The dinner at Mrs. Shackleton’s was a small and informal one. The company of six—for, besides himself, the only guests were the Count de Lamolle and Pussy Thurston—looked an exceedingly meager array in the vast drawing-room, whose stately proportions were rendered even larger by mirrors which rose from the floor to the cornice, elongating the room by many shadowy reflections. A small fire burned at each end, under mantels of Mexican onyx, and these two little palpitating hearts of heat were the brightest spots in the spacious apartment where even Miss Thurston’s dress of pale-blue gauze seemed to melt into the effacing shadows.

The Count de Lamolle gave Essex a quick glance, and, as they stood together in front of one of the fires—the two girls and Win having moved away to look at a painting of Bouguereau’s on an easel—addressed a casual remark to him in French. The count had already met the newspaper man, and set him down, without illusion or hesitation, as a clever adventurer. He overcame his surprise at meeting him in the house of the bonanza widow, by the reflection that this was the United States where all men are equal, and women with money free to be wooed by any of them.

The count was in an uncertain and almost uncomfortable state of mind. The letter he had received from Mrs. Shackleton, bidding him to the feast, was the second from her since Maud’s rejection of him. The first had been of a consolatory and encouraging nature.

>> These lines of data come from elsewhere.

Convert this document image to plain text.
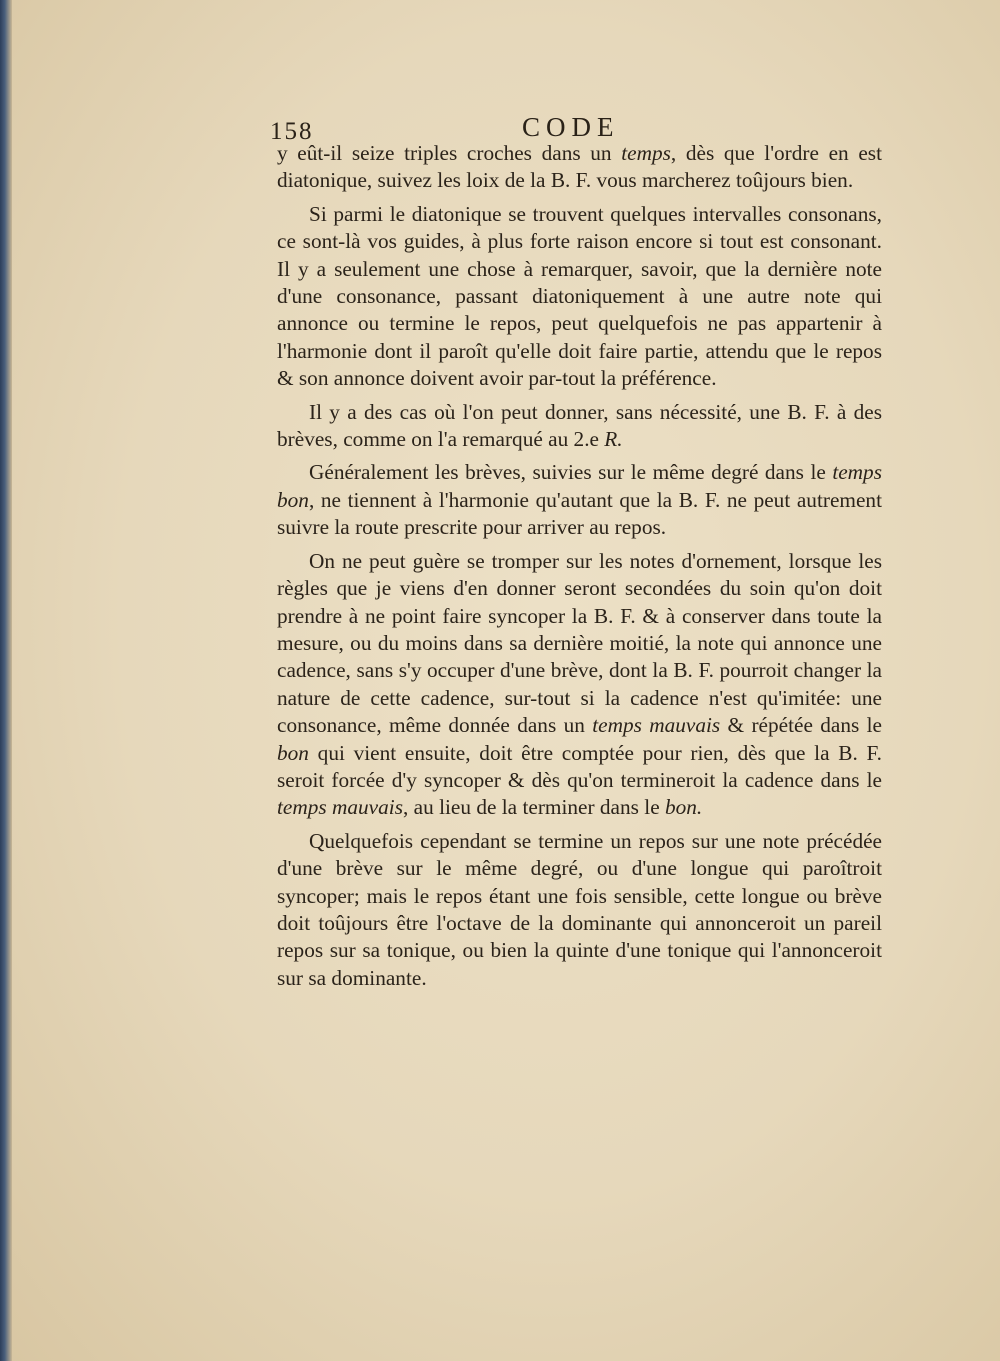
158	CODE

y eût-il seize triples croches dans un temps, dès que l'ordre en est diatonique, suivez les loix de la B. F. vous marcherez toûjours bien.

Si parmi le diatonique se trouvent quelques intervalles consonans, ce sont-là vos guides, à plus forte raison encore si tout est consonant. Il y a seulement une chose à remarquer, savoir, que la dernière note d'une consonance, passant diatoniquement à une autre note qui annonce ou termine le repos, peut quelquefois ne pas appartenir à l'harmonie dont il paroît qu'elle doit faire partie, attendu que le repos & son annonce doivent avoir par-tout la préférence.

Il y a des cas où l'on peut donner, sans nécessité, une B. F. à des brèves, comme on l'a remarqué au 2.e R.

Généralement les brèves, suivies sur le même degré dans le temps bon, ne tiennent à l'harmonie qu'autant que la B. F. ne peut autrement suivre la route prescrite pour arriver au repos.

On ne peut guère se tromper sur les notes d'ornement, lorsque les règles que je viens d'en donner seront secondées du soin qu'on doit prendre à ne point faire syncoper la B. F. & à conserver dans toute la mesure, ou du moins dans sa dernière moitié, la note qui annonce une cadence, sans s'y occuper d'une brève, dont la B. F. pourroit changer la nature de cette cadence, sur-tout si la cadence n'est qu'imitée: une consonance, même donnée dans un temps mauvais & répétée dans le bon qui vient ensuite, doit être comptée pour rien, dès que la B. F. seroit forcée d'y syncoper & dès qu'on termineroit la cadence dans le temps mauvais, au lieu de la terminer dans le bon.

Quelquefois cependant se termine un repos sur une note précédée d'une brève sur le même degré, ou d'une longue qui paroîtroit syncoper; mais le repos étant une fois sensible, cette longue ou brève doit toûjours être l'octave de la dominante qui annonceroit un pareil repos sur sa tonique, ou bien la quinte d'une tonique qui l'annonceroit sur sa dominante.
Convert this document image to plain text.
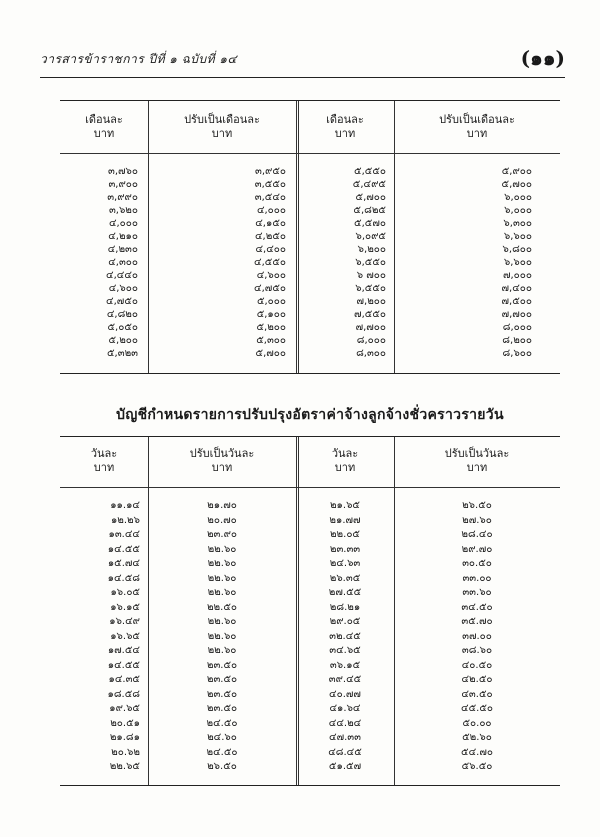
วารสารข้าราชการ ปีที่ ๑ ฉบับที่ ๑๔	(๑๑)
เดือนละ
บาท
ปรับเป็นเดือนละ
บาท
เดือนละ
บาท
ปรับเป็นเดือนละ
บาท
๓,๗๖๐
๓,๙๐๐
๓,๙๙๐
๓,๖๒๐
๔,๐๐๐
๔,๒๑๐
๔,๒๓๐
๔,๓๐๐
๔,๔๔๐
๔,๖๐๐
๔,๗๕๐
๔,๘๒๐
๕,๐๕๐
๕,๒๐๐
๕,๓๒๓
๓,๙๕๐
๓,๕๕๐
๓,๕๔๐
๔,๐๐๐
๔,๑๕๐
๔,๒๕๐
๔,๔๐๐
๔,๕๕๐
๔,๖๐๐
๔,๗๕๐
๕,๐๐๐
๕,๑๐๐
๕,๒๐๐
๕,๓๐๐
๕,๗๐๐
๕,๕๕๐
๕,๔๙๕
๕,๗๐๐
๕,๘๒๕
๕,๕๗๐
๖,๐๙๕
๖,๒๐๐
๖,๕๕๐
๖ ๗๐๐
๖,๕๕๐
๗,๒๐๐
๗,๕๕๐
๗,๗๐๐
๘,๐๐๐
๘,๓๐๐
๕,๙๐๐
๕,๗๐๐
๖,๐๐๐
๖,๐๐๐
๖,๓๐๐
๖,๖๐๐
๖,๘๐๐
๖,๖๐๐
๗,๐๐๐
๗,๔๐๐
๗,๕๐๐
๗,๗๐๐
๘,๐๐๐
๘,๒๐๐
๘,๖๐๐
บัญชีกำหนดรายการปรับปรุงอัตราค่าจ้างลูกจ้างชั่วคราวรายวัน
วันละ
บาท
ปรับเป็นวันละ
บาท
วันละ
บาท
ปรับเป็นวันละ
บาท
๑๑.๑๔
๑๒.๒๖
๑๓.๔๔
๑๔.๕๕
๑๕.๗๔
๑๔.๕๘
๑๖.๐๕
๑๖.๑๕
๑๖.๔๙
๑๖.๖๕
๑๗.๕๔
๑๔.๕๕
๑๔.๓๕
๑๘.๕๘
๑๙.๖๕
๒๐.๕๑
๒๑.๘๑
๒๐.๖๒
๒๒.๖๕
๒๑.๗๐
๒๐.๗๐
๒๓.๙๐
๒๒.๖๐
๒๒.๖๐
๒๒.๖๐
๒๒.๖๐
๒๒.๕๐
๒๒.๖๐
๒๒.๖๐
๒๒.๖๐
๒๓.๕๐
๒๓.๕๐
๒๓.๕๐
๒๓.๕๐
๒๔.๕๐
๒๔.๖๐
๒๔.๕๐
๒๖.๕๐
๒๑.๖๕
๒๑.๗๗
๒๒.๐๕
๒๓.๓๓
๒๔.๖๓
๒๖.๓๕
๒๗.๕๕
๒๘.๒๑
๒๙.๐๕
๓๒.๔๕
๓๔.๖๕
๓๖.๑๕
๓๙.๔๕
๔๐.๗๗
๔๑.๖๔
๔๔.๒๔
๔๗.๓๓
๔๘.๔๕
๕๑.๕๗
๒๖.๕๐
๒๗.๖๐
๒๘.๔๐
๒๙.๗๐
๓๐.๕๐
๓๓.๐๐
๓๓.๖๐
๓๔.๕๐
๓๕.๗๐
๓๗.๐๐
๓๘.๖๐
๔๐.๕๐
๔๒.๕๐
๔๓.๕๐
๔๕.๕๐
๕๐.๐๐
๕๒.๖๐
๕๔.๗๐
๕๖.๕๐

Mrs. Shackleton told him that Maud was young, and that many women said no, when they meant yes. The count knew both these things as well as Mrs. Shackleton; the latter, even better. But it seemed to him that Maud, young though she was, had not meant yes, and the handsome Frenchman was not the man to force his attentions on any woman. He watched her without appearing to notice her. She had been greatly embarrassed at sight of him, and only for the briefest moment let her cold fingers touch his palm. Under the flood of light from the dining-room chandelier she looked plainer than ever; her lack of color and stolid absence of animation being even more noticeable than usual in contrast with the brilliant pink and white prettiness of Pussy Thurston, who chattered gaily with everybody, and attempted a little French with De Lamolle.